By Dharamraj Dhutia
MUMBAI, Sept 27 – The India government bond yield curve steepened with long-end rates seeing a small uptick on Friday after the government’s borrowing plan for the October-March period saw a reduction in the shorter end and higher supply of ultra-long notes.
Market participants said the steepening is likely to magnify in the run-up to the central bank’s monetary policy decision, aided by elevated liquidity surplus.
WHY IT’S IMPORTANT
With the government opting for more longer-term note sales, investors are now looking to buy more of the shorter-duration bonds which are more attractive.
Even though the government does not rely heavily on short-term funding, lower supply would benefit firms, especially non-banking finance companies, that borrow for two to five years from the debt market.
BY THE NUMBERS
India aims to borrow 6.61 trillion rupees ($79.05 billion) in the fiscal second half, and has also announced a lower-than-expected issuance of treasury bills.
The government will borrow 23.50% of the amount via 3-7 year bonds, while borrowing 36.50% and 37.10% via 10-15 year bonds and above 30-year bonds, respectively.
MARKET REACTION
India’s 10-year benchmark bond yield has risen 2 bps to 6.74%, while five-year 7.04% 2029 bond yield dipped 2 bps to 6.63%.

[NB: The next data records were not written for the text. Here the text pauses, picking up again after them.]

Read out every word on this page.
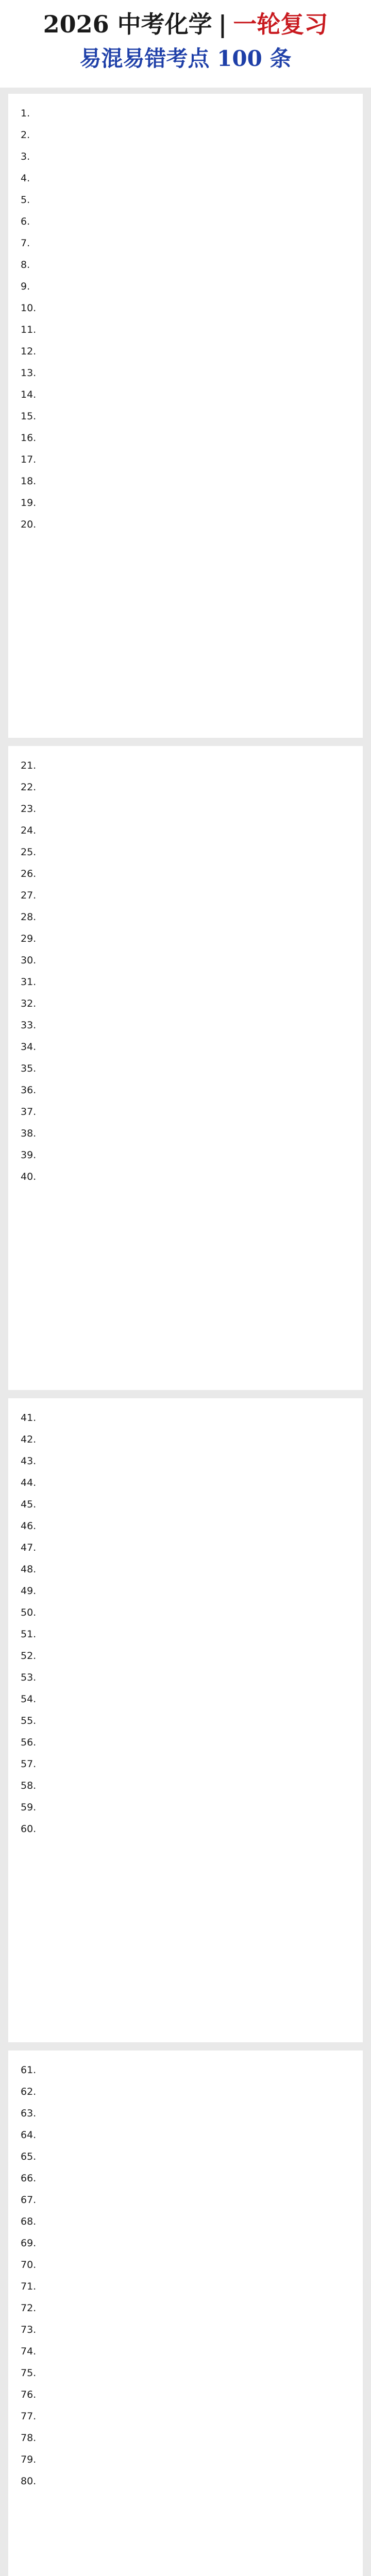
2026 中考化学 | 一轮复习
易混易错考点 100 条
1.
2.
3.
4.
5.
6.
7.
8.
9.
10.
11.
12.
13.
14.
15.
16.
17.
18.
19.
20.
21.
22.
23.
24.
25.
26.
27.
28.
29.
30.
31.
32.
33.
34.
35.
36.
37.
38.
39.
40.
41.
42.
43.
44.
45.
46.
47.
48.
49.
50.
51.
52.
53.
54.
55.
56.
57.
58.
59.
60.
61.
62.
63.
64.
65.
66.
67.
68.
69.
70.
71.
72.
73.
74.
75.
76.
77.
78.
79.
80.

The spread has risen to 11 bps, more than double from the previous session, and is at its highest level in eight months.
KEY QUOTES
“We expect the current market positioning in 30-year bonds to gradually shift to 5-10 year segment as the rate-cutting cycle begins,” said Rahul Bhuskute, CIO at Bharti AXA Life Insurance.
“We see bull-steepening bias to be reinstated, helped by lower shorter-tenor borrowing, impending rate cuts and higher foreign positioning in sub-seven year tenors,” said Madhavi Arora, an economist at Emkay Financial.
WHAT’S NEXT
Market participants will now shift focus to global factors with U.S. personal consumption expenditure data due later in the day and non-farm payroll due next week.
These data could be key in prompting the Reserve Bank of India to change its stance in October.